Kaeso porte à peu près autant d'affection que Sansierge à une bibliothèque. Pour lui, c'est un temple maudit, au même titre que n'importe quel bon bar ou que la maison dans laquelle les humains s'enferment pour se soustraire à la lumière du soleil. Une hérésie. Pas étonnant que certains aient envie de plus de simplicité et prônent le « retour à la nature » ; le Catoblépas ne les comprend que trop. Il fulmine et tourne en rond, comme un lion en cage. Essayant de retrouver les signes de sa puissance, il évalue la situation. Peut-être qu'il sera de taille à affronter Sansierge et à forcer le passage. Peut-être pas. Passer par une fenêtre ou faire preuve de ruse ne lui vient pas à l'idée : c'est contraire à sa nature de buffle, et cela fait partie des leçons que Kaeso n'a pas encore assimilées. Il a encore besoin de maîtriser cette intelligence nouvelle qui lui a ouvert de nouveaux horizons. Il n'est pas encore un être totalement intelligent, il y a encore trop de cette nature primaire qui le torture, l'empêche d'aller de l'avant. Peut-être est-ce pour cela que Sansierge a choisi de l'enfermer dans une bibliothèque plutôt que dans un restaurant : c'est le symbole de l'aliénation que Kaeso. Et il voudrait peut-être qu'il s'assoie et lise tranquillement un livre ? Sansierge se fiche de lui. C'est une question de fierté, il ne va certainement pas s'intéresser à un produit de la culture ! La réponse de Sansierge lui fait si mal qu'il grogne violemment, dans l'espoir de l'impressionner - mais il faut reconnaître qu'avec sa petite voix humaine, ce n'est pas bien impressionnant.

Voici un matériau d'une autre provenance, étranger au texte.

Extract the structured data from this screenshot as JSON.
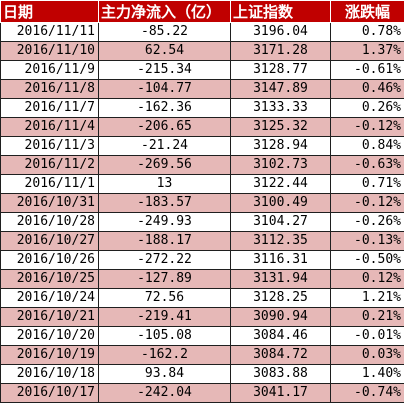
{
  "table": {
    "headers": [
      "日期",
      "主力净流入（亿）",
      "上证指数",
      "涨跌幅"
    ],
    "colors": {
      "header_bg": "#c00000",
      "header_text": "#ffffff",
      "row_pink": "#e6b8b7",
      "row_white": "#ffffff"
    },
    "rows": [
      [
        "2016/11/11",
        "-85.22",
        "3196.04",
        "0.78%"
      ],
      [
        "2016/11/10",
        "62.54",
        "3171.28",
        "1.37%"
      ],
      [
        "2016/11/9",
        "-215.34",
        "3128.77",
        "-0.61%"
      ],
      [
        "2016/11/8",
        "-104.77",
        "3147.89",
        "0.46%"
      ],
      [
        "2016/11/7",
        "-162.36",
        "3133.33",
        "0.26%"
      ],
      [
        "2016/11/4",
        "-206.65",
        "3125.32",
        "-0.12%"
      ],
      [
        "2016/11/3",
        "-21.24",
        "3128.94",
        "0.84%"
      ],
      [
        "2016/11/2",
        "-269.56",
        "3102.73",
        "-0.63%"
      ],
      [
        "2016/11/1",
        "13",
        "3122.44",
        "0.71%"
      ],
      [
        "2016/10/31",
        "-183.57",
        "3100.49",
        "-0.12%"
      ],
      [
        "2016/10/28",
        "-249.93",
        "3104.27",
        "-0.26%"
      ],
      [
        "2016/10/27",
        "-188.17",
        "3112.35",
        "-0.13%"
      ],
      [
        "2016/10/26",
        "-272.22",
        "3116.31",
        "-0.50%"
      ],
      [
        "2016/10/25",
        "-127.89",
        "3131.94",
        "0.12%"
      ],
      [
        "2016/10/24",
        "72.56",
        "3128.25",
        "1.21%"
      ],
      [
        "2016/10/21",
        "-219.41",
        "3090.94",
        "0.21%"
      ],
      [
        "2016/10/20",
        "-105.08",
        "3084.46",
        "-0.01%"
      ],
      [
        "2016/10/19",
        "-162.2",
        "3084.72",
        "0.03%"
      ],
      [
        "2016/10/18",
        "93.84",
        "3083.88",
        "1.40%"
      ],
      [
        "2016/10/17",
        "-242.04",
        "3041.17",
        "-0.74%"
      ]
    ]
  }
}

« Tu es complètement fou, Sansierge, rétorque le buffle en butant un peu sur le mot « fou », si étrange et si difficile à comprendre pour lui. Tu ne vas quand même pas nous tuer juste pour prouver que tu as plus de volonté que moi ! »

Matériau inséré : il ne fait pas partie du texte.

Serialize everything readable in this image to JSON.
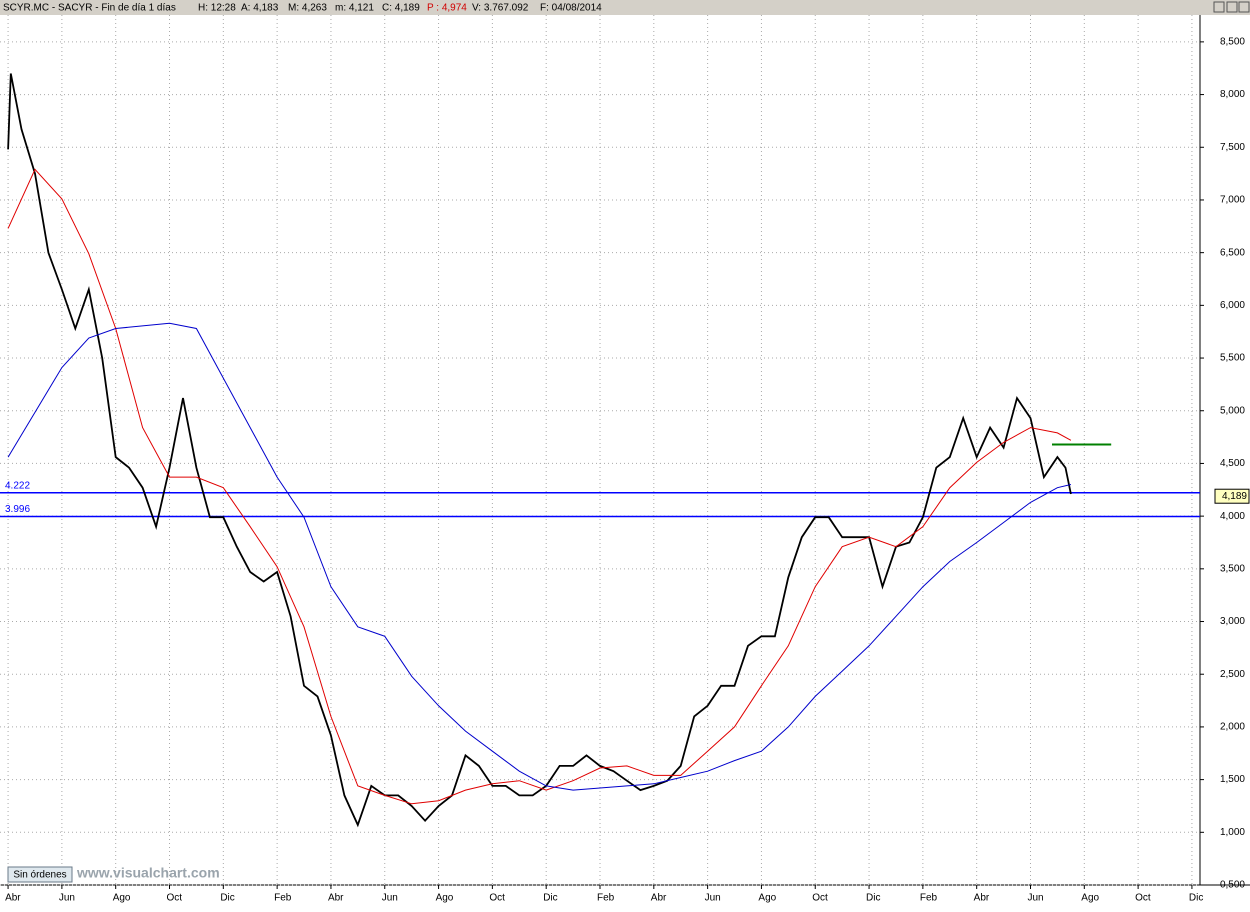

Encore un mot que Kaeso ne comprend pas encore totalement : le concept de volonté. Cela implique de se fixer un objectif, de se projeter dans le futur... tout ce que lui ne veut pas faire. Il n'a jamais eu de volonté avant, juste de l'instinct. Et à présent, il en a une, de volonté. Certes, une volonté très faible, bafouée, complètement écrasée par des litres et des litres d'alcool. Cela lui fait bizarre, et Kaeso frissonne. Sansierge est un humain, il a nécessairement plus de volonté que lui. Et comme lui n'est plus totalement un animal, il ne peut pas s'empêcher d'éprouver quelque chose qui lui était totalement étranger avant, et qu'il a découvert avec la conscience humaine : l'ennui... Quelle horreur que l'ennui ! Qu'est-ce donc que ce besoin de s'occuper incessamment, d'avoir toujours besoin de savoir qu'on ne perd pas son temps... mais Kaeso a l'éternité devant lui, il devrait avoir la patience d'attendre que les choses viennent à lui.

« Je ne sais pas réfléchir. » : rétorque Kaeso d'un ton mi-misérable, mi-offensé.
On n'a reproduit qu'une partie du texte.